Do foreign countries even want what Russia produces? Russian non-oil and gas exports fell from $525 billion in 2013 to $490 billion in 2014.


"Next year should be like 2009 for domestic tourism, which grew 30% to 40% that year," says Ilya Klubnikin, former general director of a Sochi resort. "But right now, at the end of 2014, there hasn't been a big surge."

The hotel owners, hostel owners and resorts we spoke to hadn't noticed an uptick in domestic tourism. "We are equally as full as last year," says Dmitri Kyzin, owner of Kofehostel in Nizhny Novgorod. "The only thing I've noticed is that people are coming for one or two days instead of three or four days."
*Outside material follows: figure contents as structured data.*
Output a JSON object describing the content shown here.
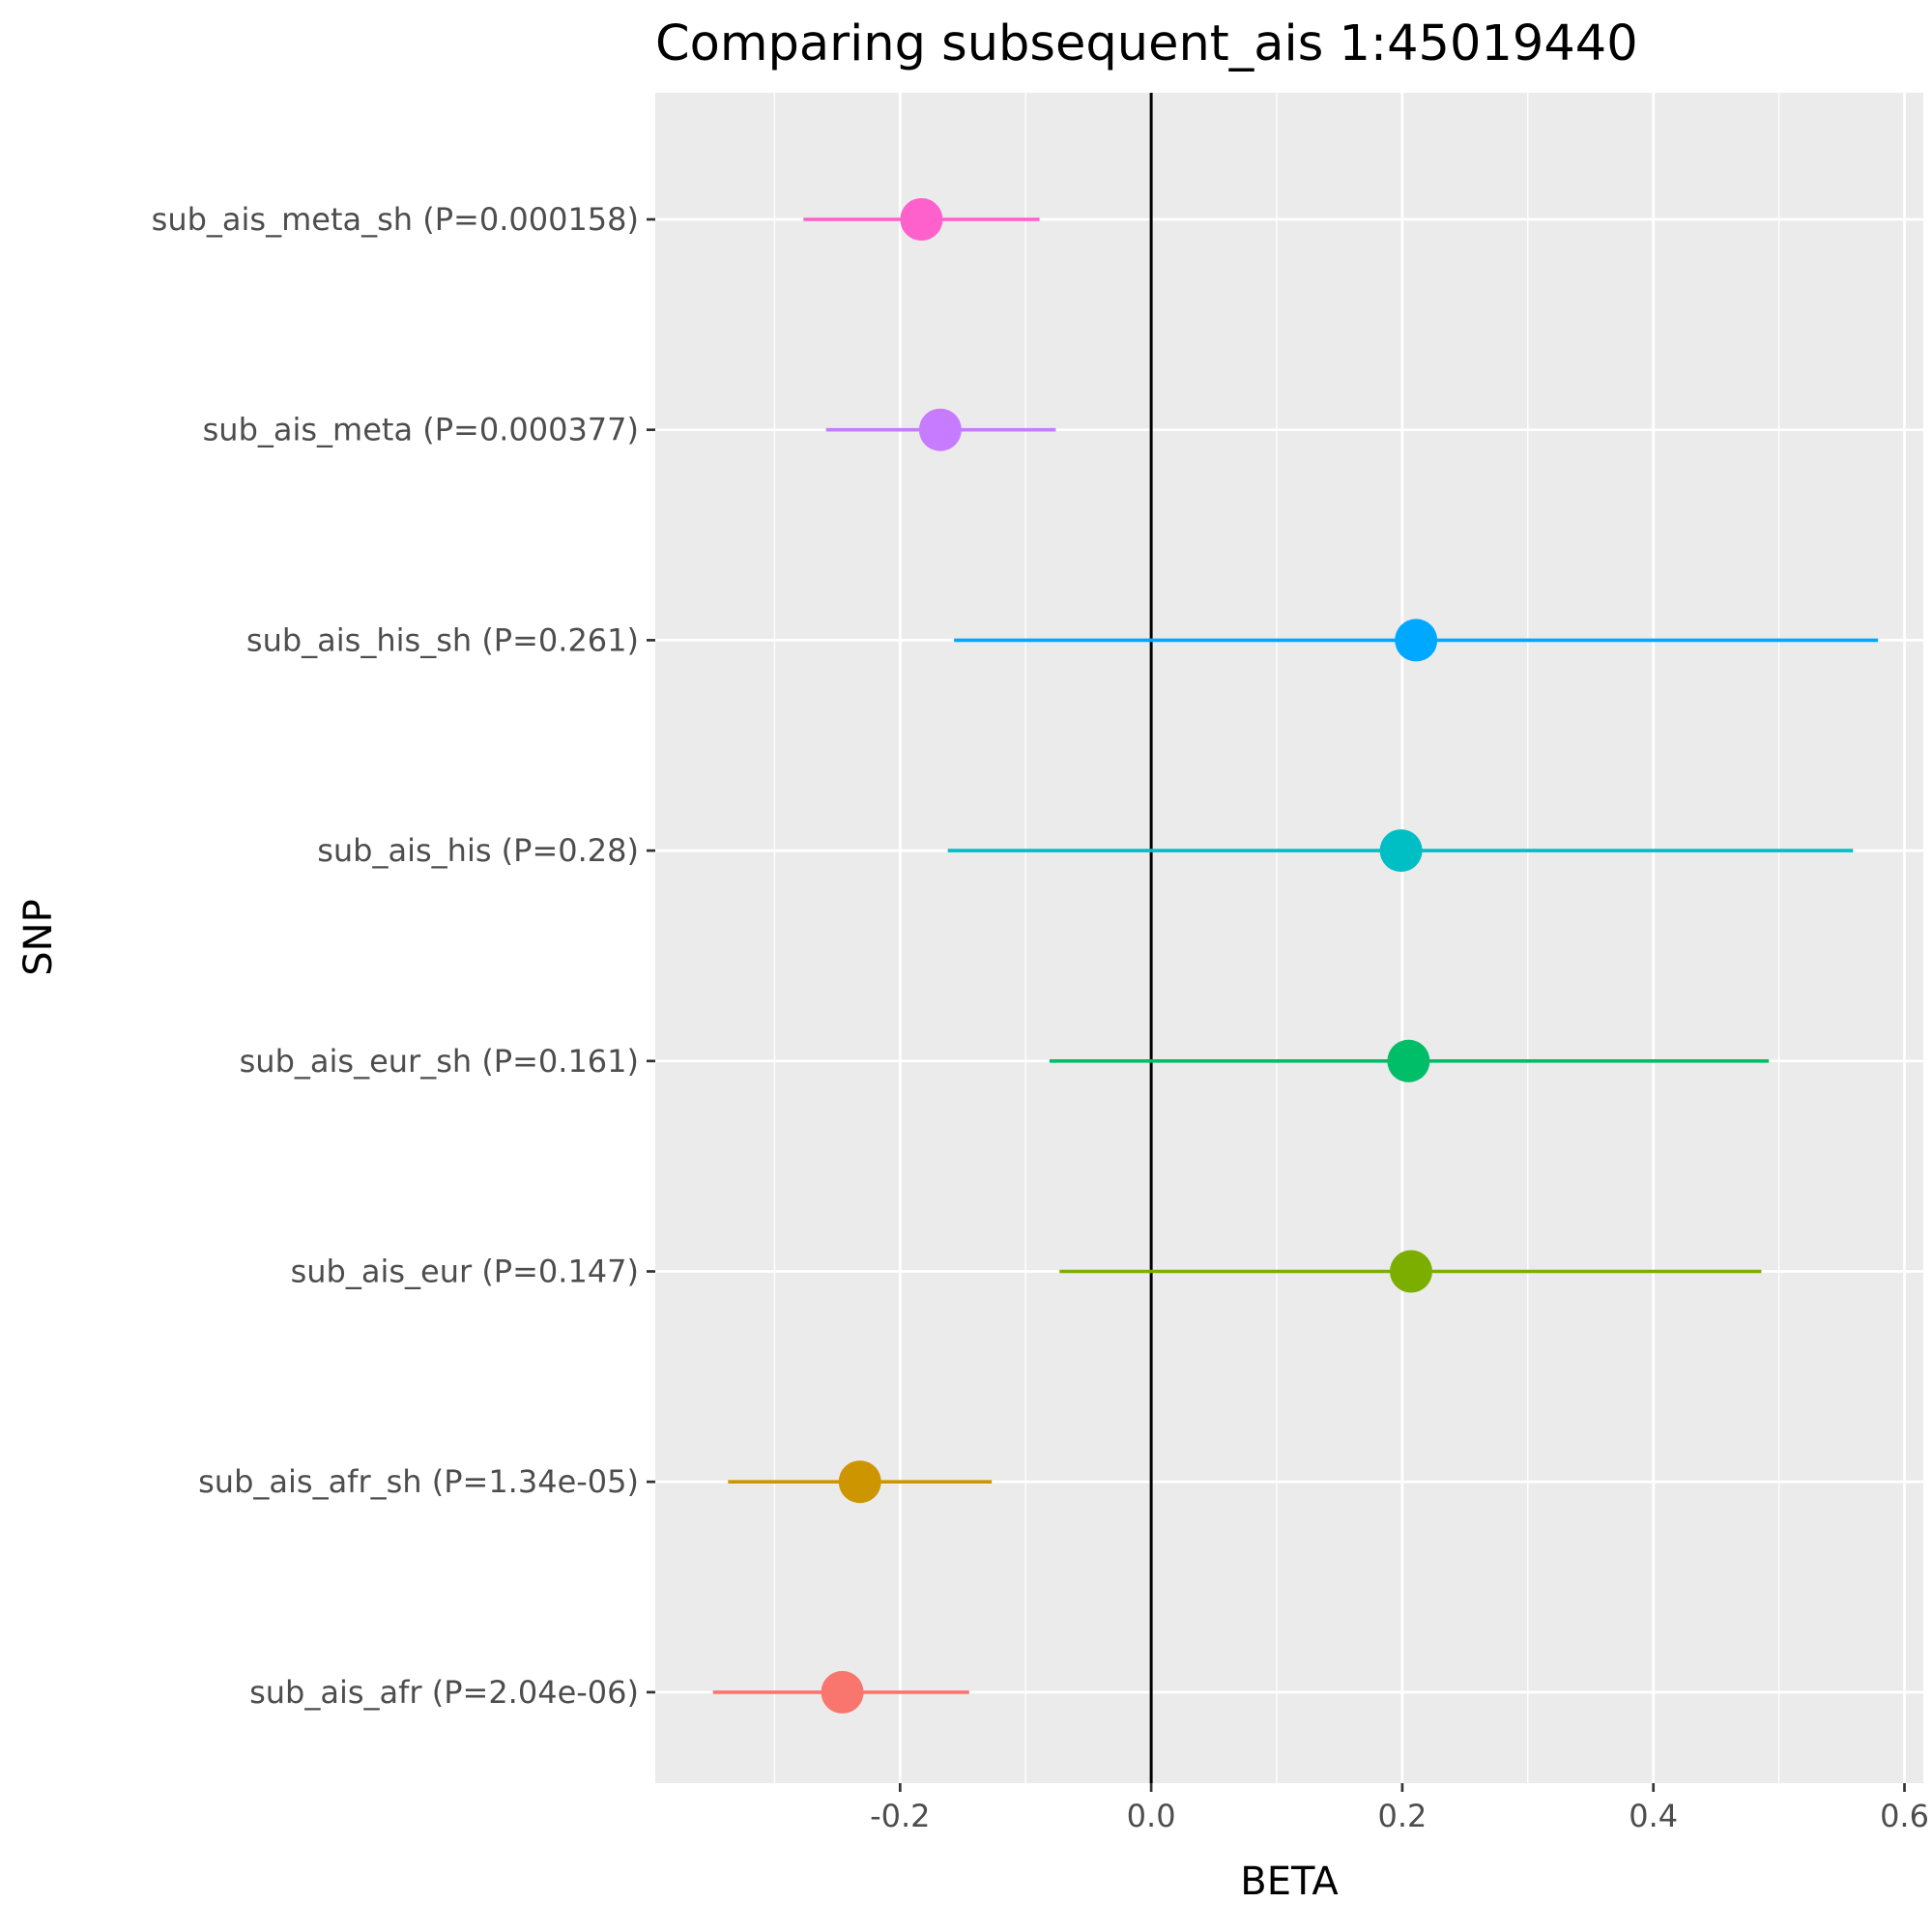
{
  "chart_data": {
    "type": "scatter",
    "title": "Comparing subsequent_ais 1:45019440",
    "xlabel": "BETA",
    "ylabel": "SNP",
    "xlim": [
      -0.395,
      0.615
    ],
    "x_ticks": [
      -0.2,
      0.0,
      0.2,
      0.4,
      0.6
    ],
    "x_tick_labels": [
      "-0.2",
      "0.0",
      "0.2",
      "0.4",
      "0.6"
    ],
    "reference_line_x": 0.0,
    "grid": true,
    "legend": "none",
    "series": [
      {
        "label": "sub_ais_meta_sh (P=0.000158)",
        "beta": -0.183,
        "lower": -0.277,
        "upper": -0.089,
        "color": "#FF61CC"
      },
      {
        "label": "sub_ais_meta (P=0.000377)",
        "beta": -0.168,
        "lower": -0.259,
        "upper": -0.076,
        "color": "#C77CFF"
      },
      {
        "label": "sub_ais_his_sh (P=0.261)",
        "beta": 0.211,
        "lower": -0.157,
        "upper": 0.579,
        "color": "#00A9FF"
      },
      {
        "label": "sub_ais_his (P=0.28)",
        "beta": 0.199,
        "lower": -0.162,
        "upper": 0.559,
        "color": "#00BFC4"
      },
      {
        "label": "sub_ais_eur_sh (P=0.161)",
        "beta": 0.205,
        "lower": -0.081,
        "upper": 0.492,
        "color": "#00BE67"
      },
      {
        "label": "sub_ais_eur (P=0.147)",
        "beta": 0.207,
        "lower": -0.073,
        "upper": 0.486,
        "color": "#7CAE00"
      },
      {
        "label": "sub_ais_afr_sh (P=1.34e-05)",
        "beta": -0.232,
        "lower": -0.337,
        "upper": -0.127,
        "color": "#CD9600"
      },
      {
        "label": "sub_ais_afr (P=2.04e-06)",
        "beta": -0.246,
        "lower": -0.349,
        "upper": -0.145,
        "color": "#F8766D"
      }
    ]
  }
}
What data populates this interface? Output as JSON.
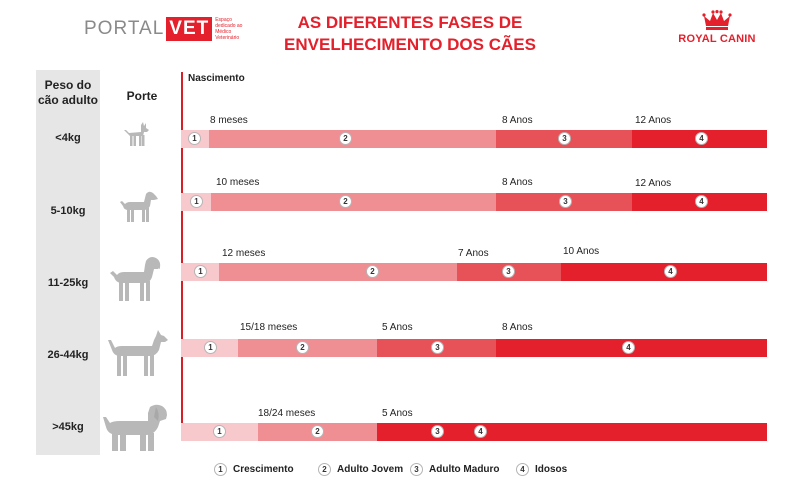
{
  "header": {
    "logo_portal": "PORTAL",
    "logo_vet": "VET",
    "logo_tagline": "Espaço dedicado ao Médico Veterinário",
    "title_line1": "AS DIFERENTES FASES DE",
    "title_line2": "ENVELHECIMENTO DOS CÃES",
    "brand": "ROYAL CANIN"
  },
  "columns": {
    "weight_line1": "Peso do",
    "weight_line2": "cão adulto",
    "size": "Porte",
    "birth": "Nascimento"
  },
  "colors": {
    "stage1": "#f8c9cc",
    "stage2": "#ef8f94",
    "stage3": "#e65258",
    "stage4": "#e3202b"
  },
  "rows": [
    {
      "weight": "<4kg",
      "dog_icon": "tiny-dog-icon",
      "stages": [
        {
          "number": "1",
          "starts_at": ""
        },
        {
          "number": "2",
          "starts_at": "8 meses"
        },
        {
          "number": "3",
          "starts_at": "8 Anos"
        },
        {
          "number": "4",
          "starts_at": "12 Anos"
        }
      ]
    },
    {
      "weight": "5-10kg",
      "dog_icon": "small-dog-icon",
      "stages": [
        {
          "number": "1",
          "starts_at": ""
        },
        {
          "number": "2",
          "starts_at": "10 meses"
        },
        {
          "number": "3",
          "starts_at": "8 Anos"
        },
        {
          "number": "4",
          "starts_at": "12 Anos"
        }
      ]
    },
    {
      "weight": "11-25kg",
      "dog_icon": "medium-dog-icon",
      "stages": [
        {
          "number": "1",
          "starts_at": ""
        },
        {
          "number": "2",
          "starts_at": "12 meses"
        },
        {
          "number": "3",
          "starts_at": "7 Anos"
        },
        {
          "number": "4",
          "starts_at": "10 Anos"
        }
      ]
    },
    {
      "weight": "26-44kg",
      "dog_icon": "large-dog-icon",
      "stages": [
        {
          "number": "1",
          "starts_at": ""
        },
        {
          "number": "2",
          "starts_at": "15/18 meses"
        },
        {
          "number": "3",
          "starts_at": "5 Anos"
        },
        {
          "number": "4",
          "starts_at": "8 Anos"
        }
      ]
    },
    {
      "weight": ">45kg",
      "dog_icon": "giant-dog-icon",
      "stages": [
        {
          "number": "1",
          "starts_at": ""
        },
        {
          "number": "2",
          "starts_at": "18/24 meses"
        },
        {
          "number": "3",
          "starts_at": "5 Anos"
        },
        {
          "number": "4",
          "starts_at": ""
        }
      ]
    }
  ],
  "legend": [
    {
      "number": "1",
      "label": "Crescimento"
    },
    {
      "number": "2",
      "label": "Adulto Jovem"
    },
    {
      "number": "3",
      "label": "Adulto Maduro"
    },
    {
      "number": "4",
      "label": "Idosos"
    }
  ]
}
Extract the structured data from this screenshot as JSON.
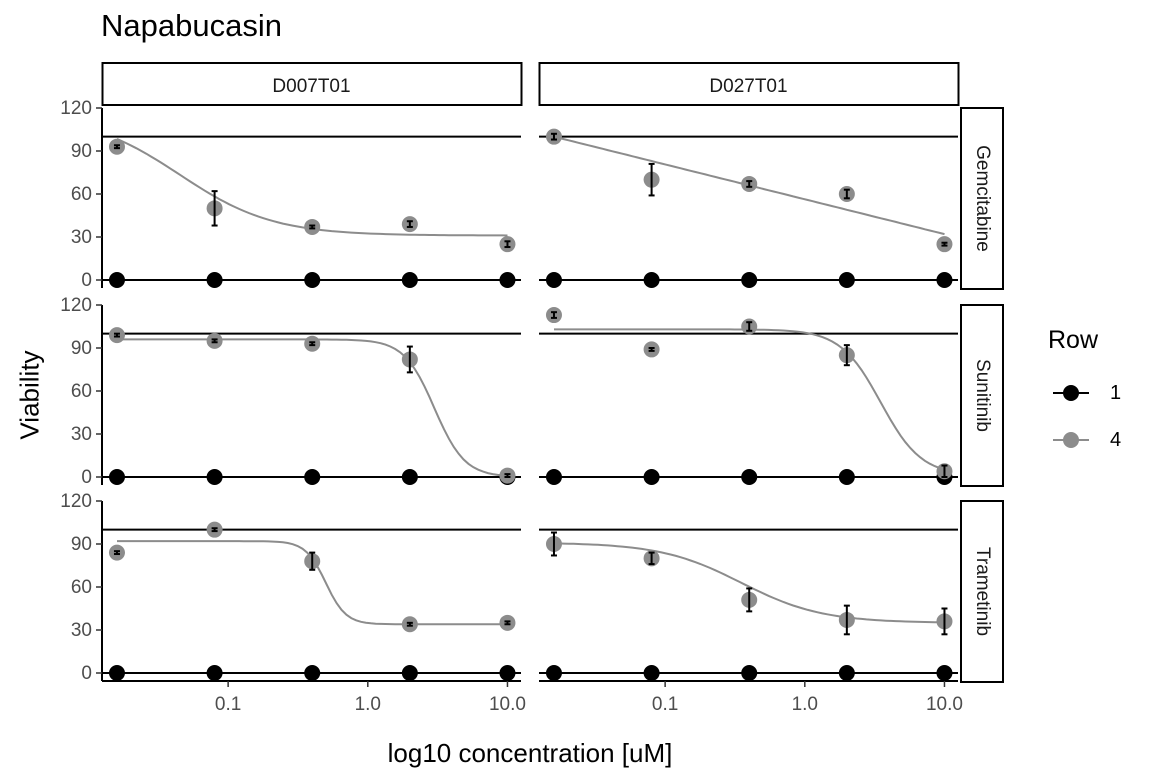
{
  "chart_data": {
    "type": "scatter",
    "title": "Napabucasin",
    "xlabel": "log10 concentration [uM]",
    "ylabel": "Viability",
    "x_scale": "log",
    "x_ticks": [
      0.1,
      1.0,
      10.0
    ],
    "x_tick_labels": [
      "0.1",
      "1.0",
      "10.0"
    ],
    "y_ticks": [
      0,
      30,
      60,
      90,
      120
    ],
    "y_tick_labels": [
      "0",
      "30",
      "60",
      "90",
      "120"
    ],
    "ylim": [
      -4,
      125
    ],
    "xlim": [
      0.0125,
      12.5
    ],
    "reference_line": 100,
    "columns": [
      "D007T01",
      "D027T01"
    ],
    "rows": [
      "Gemcitabine",
      "Sunitinib",
      "Trametinib"
    ],
    "concentrations": [
      0.016,
      0.08,
      0.4,
      2.0,
      10.0
    ],
    "legend": {
      "title": "Row",
      "placement": "right",
      "items": [
        {
          "label": "1",
          "color": "#000000"
        },
        {
          "label": "4",
          "color": "#8c8c8c"
        }
      ]
    },
    "panels": [
      {
        "column": "D007T01",
        "row": "Gemcitabine",
        "series_1": [
          0,
          0,
          0,
          0,
          0
        ],
        "series_4": [
          93,
          50,
          37,
          39,
          25
        ],
        "error": [
          1,
          12,
          1,
          2,
          2
        ],
        "fit": {
          "top": 116,
          "bottom": 31,
          "ec50": 0.045,
          "hill": 1.3
        }
      },
      {
        "column": "D027T01",
        "row": "Gemcitabine",
        "series_1": [
          0,
          0,
          0,
          0,
          0
        ],
        "series_4": [
          100,
          70,
          67,
          60,
          25
        ],
        "error": [
          2,
          11,
          2,
          3,
          1
        ],
        "fit": {
          "linear": [
            100,
            32
          ]
        }
      },
      {
        "column": "D007T01",
        "row": "Sunitinib",
        "series_1": [
          0,
          0,
          0,
          0,
          0
        ],
        "series_4": [
          99,
          95,
          93,
          82,
          1
        ],
        "error": [
          1,
          1,
          1,
          9,
          1
        ],
        "fit": {
          "top": 96,
          "bottom": 0,
          "ec50": 3.0,
          "hill": 4.0
        }
      },
      {
        "column": "D027T01",
        "row": "Sunitinib",
        "series_1": [
          0,
          0,
          0,
          0,
          0
        ],
        "series_4": [
          113,
          89,
          105,
          85,
          4
        ],
        "error": [
          2,
          1,
          3,
          7,
          4
        ],
        "fit": {
          "top": 103,
          "bottom": 1,
          "ec50": 3.5,
          "hill": 3.0
        }
      },
      {
        "column": "D007T01",
        "row": "Trametinib",
        "series_1": [
          0,
          0,
          0,
          0,
          0
        ],
        "series_4": [
          84,
          100,
          78,
          34,
          35
        ],
        "error": [
          1,
          1,
          6,
          1,
          1
        ],
        "fit": {
          "top": 92,
          "bottom": 34,
          "ec50": 0.5,
          "hill": 6.0
        }
      },
      {
        "column": "D027T01",
        "row": "Trametinib",
        "series_1": [
          0,
          0,
          0,
          0,
          0
        ],
        "series_4": [
          90,
          80,
          51,
          37,
          36
        ],
        "error": [
          8,
          4,
          8,
          10,
          9
        ],
        "fit": {
          "top": 91,
          "bottom": 35,
          "ec50": 0.35,
          "hill": 1.5
        }
      }
    ]
  }
}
Viktor Lemeshev, owner of a Karelia resort, says that the difference for his business is that they are seeing more Finns because it's on the Finnish border. "Last year only one Finnish travel agency agreed to sell trips to our resort, but this year we had three," he says.

Considering, of course, the 40% to 50% drop in international tourism, simply maintaining the same occupancy rates as last year seems like a success.

Restaurant woes

Food businesses, which were already suffering from international sanctions, prohibitions on smoking in restaurants and rents that are paid in dollars, are likely to see a major crash. According to various estimates, every fourth or fifth restaurant in Moscow and St. Petersburg is likely to close in 2015. Fast food joints typically flourish during difficult situations like this, but they aren't exempt from rent problems. "We've only just now been able to negotiate reductions in rent," says Aleksei Gisak, founder of a Chinese takeout chain.

But it does seem that business models like Gisak's, which are focused on food deliveries, could have an advantage, as people try to save money by staying in.

Trust in the crisis

Entirely unexpectedly, it seems that the crisis has increased opportunities for peer-to-peer services. Russians have always approached the sharing economy relatively skeptically — perhaps because of our untrusting mentality — but these services could witness a boost this year.

In 2014, the number of Russian offerings on Airbnb doubled. "This year is our chance," says Ekaterina Kukureko, an Airbnb representative. "Right now in Russia there are 8,000 apartments for rent. By comparison, there are 22,000 in Croatia and more than 100,000 in Paris. We expect the users in Russia to grow this year."